Noureddine Saïl, Critique de cinéma, directeur général du CCM
Le choix restrictif de cinq films relève de la cruauté mentale, mais vous me proposez un jeu, je le joue et en accepte les règles. • “To be or not to be“ (1942), un film américain de Ernst Lubitsch. C’est un insurmontable exercice de narration cinématographique. • “La Règle du jeu“ (1939) de Jean Renoir. Un film complet, avec en cadeau une direction d’acteurs, jamais égalée dans l’histoire du cinéma. • “Citizen Kane“ (1940) de Orson Welles. C’est la référence absolue du cinéma moderne. • “Les Contes de la lune vague après la pluie“ (1953), un film japonais de Kenji Mizoguchi. Le mariage parfait de la rigueur et de la poésie. • “La Prisonnière du désert“ (1956), film américain de John Ford. C’est l’apogée de la maîtrise de Ford sur la mise en scène.
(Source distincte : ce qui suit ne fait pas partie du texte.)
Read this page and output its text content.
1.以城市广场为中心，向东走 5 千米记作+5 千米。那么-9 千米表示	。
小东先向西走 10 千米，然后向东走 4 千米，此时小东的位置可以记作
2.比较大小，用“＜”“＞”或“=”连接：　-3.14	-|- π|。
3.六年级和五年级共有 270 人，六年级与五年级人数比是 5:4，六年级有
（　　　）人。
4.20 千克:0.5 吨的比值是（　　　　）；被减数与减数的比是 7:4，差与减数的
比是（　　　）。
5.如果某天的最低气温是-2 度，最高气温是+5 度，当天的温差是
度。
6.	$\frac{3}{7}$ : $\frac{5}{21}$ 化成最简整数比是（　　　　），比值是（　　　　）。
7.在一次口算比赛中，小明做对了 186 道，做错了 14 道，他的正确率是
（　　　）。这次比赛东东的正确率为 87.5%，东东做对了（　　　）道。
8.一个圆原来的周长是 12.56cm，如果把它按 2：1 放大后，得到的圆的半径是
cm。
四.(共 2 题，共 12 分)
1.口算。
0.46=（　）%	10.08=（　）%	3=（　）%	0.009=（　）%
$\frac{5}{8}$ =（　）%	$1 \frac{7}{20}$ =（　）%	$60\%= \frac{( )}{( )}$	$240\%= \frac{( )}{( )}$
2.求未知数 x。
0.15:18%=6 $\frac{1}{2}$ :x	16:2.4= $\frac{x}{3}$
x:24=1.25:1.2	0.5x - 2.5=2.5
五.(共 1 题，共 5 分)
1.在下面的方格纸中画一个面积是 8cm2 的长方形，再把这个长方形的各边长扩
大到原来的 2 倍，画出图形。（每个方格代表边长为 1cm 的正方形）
Abdelfattaf Kilito, Ecrivain
Le premier film que je citerai est “Les Temps modernes“ de Charlie Chaplin, un film que je revoie souvent, car à chaque fois j’y découvre un élément nouveau que je n’ai pas aperçu auparavant. Charlie Chaplin avait un grand souci du détail, et c’est ce même souci que je remarque chez Hitchcock, par exemple dans “Les 39 marches“ où l’humour alterne avec le suspense. Je mentionnerai aussi “Amarcord“ de Fellini qui associe, dans l’évocation de la vie d’une famille, la tendresse et la folie (le monstrueux et le grotesque se profilent à l’arrière-plan, comme dans les autres films de Fellini). “Barry Lyndon“ de Stanley Kubrick est du grand spectacle : tableau minutieux d’une époque, roman de formation, ascension fulgurante et déclin d’autant plus inéluctable qu’il est l’oeuvre même du héros qui perd tout et n’a plus, à la fin, que sa vieille mère. Le cinquième film que je signalerai est “French Cancan“ de Jean Renoir, fils du fameux peintre impressionniste : il me semble voir les tableaux de celui-ci dans chaque épisode, et l’atmosphère de l’histoire n’est pas sans rappeler celle des romans de Raymond Queneau.
Mostafa Nissabouri, Poète
• “Les Trois couronnes du Matelot“ de Raoul Ruiz. Le film est traité à la manière d’une bande dessinée. Profondeurs de champs, fantaisies, sans parler d’un scénario incroyablement déroutant. Littérature, poésie et philosophie occupent une grande place dans la démarche de Raoul Ruiz, mais c’est au bénéfice de l’image qui demeure souveraine et donne une vraie leçon de cinéma de notre époque. • “Vertigo“ d’Alfred Hitchcock. Film en trompe-l’oeil et immense partie de cache-cache avec l’au-delà. Réflexion aussi sur la relativité de l’amour et son jeu mortel. Le scénario s’inspire d’un roman des Boileau-Narcejac pour donner au 7ème art, en langage cinématographique qui ne doit presque plus rien au récit de base, l’un des chefs d’oeuvre les plus accomplis. • “L’Argent“ de Robert Bresson. J’aime la façon dont ce réalisateur fait jouer des non-acteurs, vierges de tout art dramatique. J’aime aussi son jeu de la métonymie et son approche presque janséniste de la représentation. • “Hana Bi“ de Takeshi Kitano. Un film sur l’amour et l’amitié. Des images d’une beauté somptueuse (le réalisateur s’adonne aussi à la peinture). Dur par moments, mais sensible et profondément poétique. Une oeuvre d’art. • “Mulholland Drive“ de David Lynch. Délires et rêves d’une actrice débutante en quête de reconnaissance à Hollywood ; univers sombre de sexe, de mort et de beauté dans le monde du cinéma. Il faut faire attention aux images qui construisent par chevauchement de séquences la trame du film, proposent une narration labyrinthique dont seul David Lynch, paraît-il, peut donner les clefs.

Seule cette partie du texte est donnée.